When it comes to fashion Instagram, retailers have often bent over backwards to cater to women. That’s slowly changing, as some retailers create specialized feeds for the most sartorial of men.
Asos, a U.K. e-commerce powerhouse, launched the Instagram handle @asos_menswear last week, joining Nordstrom (which runs @nordstrommen in addition to its main handle) and Bergdorf Goodman (@goodmans is its men’s store on Instagram; @bergdorfs its account for women) in the small group of retailers that have dedicated a new Instagram handle to male customers.
Maeve Duggan, an analyst at Pew Research, said that recent studies show that while men and women are equally likely to be on social media, online women are slightly more likely to be Instagram users. However, the gap is not as wide as on other social media platforms, like Facebook or Pinterest — 22 percent of online men use Instagram, compared to 29 percent of online women.
“The industry has knee-jerk reactions,” said Larry Vincent, head of branding at United Talent Agency. “It’s the same as when we talk about millennials, and we think 81 million of them have the same characteristics. Women are sharing fashion images, but men are too. It’s not uniquely female.”
In a week, @asos_menswear gained almost 4,000 Instagram followers and posted about three times a day since its launch. (Asos’s main handle has 2.7 million followers and posts slightly less frequently.) @NordstromMen, an older account, has 65,000 followers (Nordstrom has 887,000 followers), and @goodmans has 19,000 followers, compared to @bergdorfs, which has 577,000 followers.
Menswear accounts may lag behind, but they’ll grow in size and number as retailers recognize the audience exists, said Vincent.
A Business Insider Intelligence survey from December examined why Instagram, despite its lack of seamless shoppability, is an attractive platform for brands. The reason is simple: It’s where the young people are.
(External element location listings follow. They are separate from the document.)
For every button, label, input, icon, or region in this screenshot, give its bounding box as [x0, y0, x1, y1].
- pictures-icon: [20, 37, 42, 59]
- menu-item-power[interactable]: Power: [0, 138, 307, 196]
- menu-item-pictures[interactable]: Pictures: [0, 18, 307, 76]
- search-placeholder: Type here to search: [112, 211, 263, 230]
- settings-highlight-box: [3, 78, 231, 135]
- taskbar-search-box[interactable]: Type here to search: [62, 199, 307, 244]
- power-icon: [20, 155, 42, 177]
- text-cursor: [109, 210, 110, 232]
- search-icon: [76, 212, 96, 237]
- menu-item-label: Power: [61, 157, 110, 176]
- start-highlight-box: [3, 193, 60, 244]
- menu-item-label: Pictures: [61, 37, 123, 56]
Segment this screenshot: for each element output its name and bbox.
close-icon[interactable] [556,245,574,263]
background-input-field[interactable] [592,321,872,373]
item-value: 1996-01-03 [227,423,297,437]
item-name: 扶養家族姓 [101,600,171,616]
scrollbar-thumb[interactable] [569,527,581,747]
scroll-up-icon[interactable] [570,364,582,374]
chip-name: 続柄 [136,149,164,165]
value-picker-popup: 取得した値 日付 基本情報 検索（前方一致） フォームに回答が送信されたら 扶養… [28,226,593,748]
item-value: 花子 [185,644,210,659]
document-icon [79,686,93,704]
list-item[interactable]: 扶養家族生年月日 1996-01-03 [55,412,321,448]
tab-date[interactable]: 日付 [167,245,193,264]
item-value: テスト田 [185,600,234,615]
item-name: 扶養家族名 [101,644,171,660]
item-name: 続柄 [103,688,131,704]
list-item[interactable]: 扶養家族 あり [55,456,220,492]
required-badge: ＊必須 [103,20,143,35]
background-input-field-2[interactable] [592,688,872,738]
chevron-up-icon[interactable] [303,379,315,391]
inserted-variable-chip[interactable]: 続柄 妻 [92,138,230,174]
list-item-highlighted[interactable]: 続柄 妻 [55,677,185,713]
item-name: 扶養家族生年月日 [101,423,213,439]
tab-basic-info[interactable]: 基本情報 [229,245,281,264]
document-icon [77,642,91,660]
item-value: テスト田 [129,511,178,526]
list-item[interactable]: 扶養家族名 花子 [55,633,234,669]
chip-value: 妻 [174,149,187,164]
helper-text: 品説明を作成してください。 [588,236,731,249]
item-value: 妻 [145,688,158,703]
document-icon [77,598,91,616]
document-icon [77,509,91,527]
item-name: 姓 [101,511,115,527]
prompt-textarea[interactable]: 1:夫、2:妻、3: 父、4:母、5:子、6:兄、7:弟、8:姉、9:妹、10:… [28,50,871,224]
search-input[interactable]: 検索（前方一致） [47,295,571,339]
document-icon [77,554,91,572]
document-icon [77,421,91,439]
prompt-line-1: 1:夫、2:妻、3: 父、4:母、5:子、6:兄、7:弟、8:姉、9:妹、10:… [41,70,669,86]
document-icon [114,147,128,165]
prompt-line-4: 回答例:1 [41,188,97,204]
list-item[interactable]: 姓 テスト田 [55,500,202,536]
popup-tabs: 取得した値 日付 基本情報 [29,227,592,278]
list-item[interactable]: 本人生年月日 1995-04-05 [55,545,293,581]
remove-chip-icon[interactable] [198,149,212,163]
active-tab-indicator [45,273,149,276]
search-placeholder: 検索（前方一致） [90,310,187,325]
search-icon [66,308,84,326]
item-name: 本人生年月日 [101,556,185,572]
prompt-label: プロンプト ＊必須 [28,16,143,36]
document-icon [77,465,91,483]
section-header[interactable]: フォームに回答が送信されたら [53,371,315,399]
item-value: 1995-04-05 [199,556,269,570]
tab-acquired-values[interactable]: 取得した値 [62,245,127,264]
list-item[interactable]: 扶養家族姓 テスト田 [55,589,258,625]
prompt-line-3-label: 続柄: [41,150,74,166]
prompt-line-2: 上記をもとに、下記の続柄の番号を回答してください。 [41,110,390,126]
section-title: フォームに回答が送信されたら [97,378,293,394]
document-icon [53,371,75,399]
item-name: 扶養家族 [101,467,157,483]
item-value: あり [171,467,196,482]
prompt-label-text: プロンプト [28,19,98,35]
This notion is reinforced by a Pew study that said more than half of 18-29-year-olds who are online are on Instagram.
Still, major unisex brands like TopShop, H&M and Old Navy are filling their photo feeds with their women’s clothing, styling images in the same carefully curated manner that popular fashion bloggers have mastered. Men who want to check TopShop’s latest stock on its Instagram feed are not just largely but entirely out of luck.
These retailers, who entirely ignore their male consumers or infrequently sprinkle a few menswear images on a sea of womenswear like Gap, are missing out, said Vincent. But it shouldn’t be a “blanket approach” — men and women should be approached differently on Instagram, just like they are in fashion magazines.
And, indeed, brands are approaching men and women differently on the platform. Asos chose to separate accounts entirely. But Nike launched a Nike Women Instagram, which has a 1.9 million follower count, without ridding its main handle of womenswear.
“You just don’t want to gender-type it,” said Vincent, who pointed to the Bic branding fail that packaged “For Her” pens: smaller, pink and purple versions made with women’s dainty hands in mind.
“Marketers think for females, it has to be pink and frilly; for men, it has to be rugged. That doesn’t work.”
Regardless of the approach, retailers can’t ignore men on Instagram any longer. According to Pew’s Duggan, men who use Instagram are equally likely to engage on the platform at the same daily and weekly rates as women.
“Campaigns are meant to engage the whole community, and this is poorly executed when targeting men,” said Vincent. “There’s a bias that they only work with women, but campaigns can and will engage men.”